Subject changes in Year 5 are handled on a case-by-case basis by the academic office. Changes become harder to approve as the year progresses, and some subjects cannot be added mid-year due to timetabling. The general expectation is that you have made an informed choice before Year 5 begins. If you are uncertain between two combinations, raise it with your Year 4 subject teacher and your Year 4 form teacher before the selection deadline - not after.
Is H2 Further Mathematics worth taking if I want to do Medicine?
Not directly - Medicine prerequisites centre on H2 Chemistry and H2 Biology, and Further Maths has no formal weight in local Medicine admissions. For overseas Medicine applications (Imperial, UCL, Edinburgh), H2 Further Maths is not required either. However, if you are holding Medicine and Computer Science or Biomedical Engineering as parallel options, Further Maths supports the non-Medicine pathway and keeps options open. Take it only if the combination is manageable alongside your other H2s.
How much does H3 improve my university application?
H3 is most valuable where it is directly relevant to your target course and where you perform well in it (Distinction or Merit). An H3 Distinction in Chemistry for a student applying to NUS Medicine or NUS Chemistry reads as genuine subject depth. An H3 pass in a subject unrelated to your target course adds noise rather than signal. As a rule: do H3 in the subject you are strongest in and most interested in, not the subject you think looks most impressive.
My friend at another JC says they cannot take H2 Computing. Is RI's offering really different?
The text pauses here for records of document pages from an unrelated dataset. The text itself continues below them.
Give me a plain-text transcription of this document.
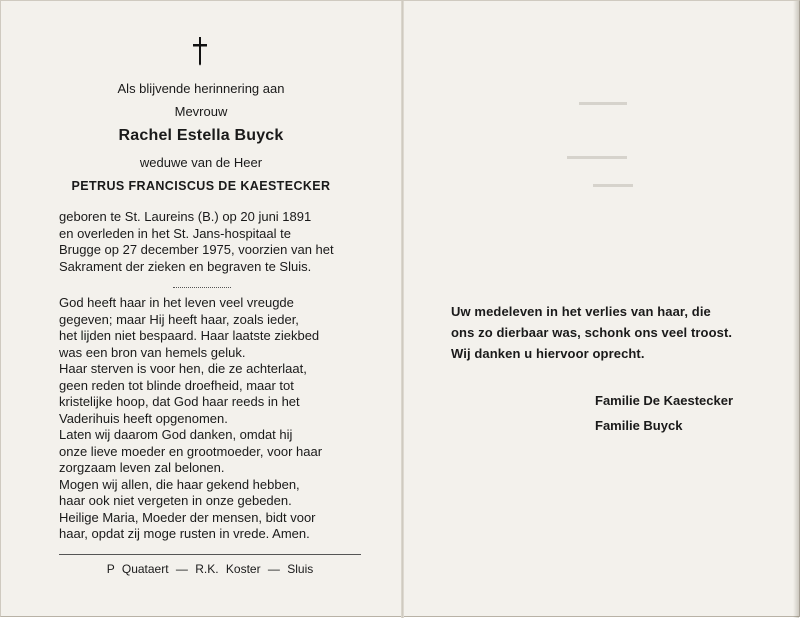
Als blijvende herinnering aan
Mevrouw
Rachel Estella Buyck
weduwe van de Heer
PETRUS FRANCISCUS DE KAESTECKER
geboren te St. Laureins (B.) op 20 juni 1891
en overleden in het St. Jans-hospitaal te
Brugge op 27 december 1975, voorzien van het
Sakrament der zieken en begraven te Sluis.
God heeft haar in het leven veel vreugde
gegeven; maar Hij heeft haar, zoals ieder,
het lijden niet bespaard. Haar laatste ziekbed
was een bron van hemels geluk.
Haar sterven is voor hen, die ze achterlaat,
geen reden tot blinde droefheid, maar tot
kristelijke hoop, dat God haar reeds in het
Vaderihuis heeft opgenomen.
Laten wij daarom God danken, omdat hij
onze lieve moeder en grootmoeder, voor haar
zorgzaam leven zal belonen.
Mogen wij allen, die haar gekend hebben,
haar ook niet vergeten in onze gebeden.
Heilige Maria, Moeder der mensen, bidt voor
haar, opdat zij moge rusten in vrede. Amen.
P Quataert — R.K. Koster — Sluis
Uw medeleven in het verlies van haar, die
ons zo dierbaar was, schonk ons veel troost.
Wij danken u hiervoor oprecht.
Familie De Kaestecker
Familie Buyck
Yes. H2 Computing is not offered at all JCs - it requires sufficient student demand and specialist teaching staff. RI, alongside a small number of other schools including HCI and ACS(I) via the Hwa Chong–ACS independent track, offers H2 Computing reliably. If Computing is relevant to your target university course, this is one of the genuine structural advantages of being at RI for Years 5–6. Cross-check with the school's confirmed subject offering for your intake year before relying on this.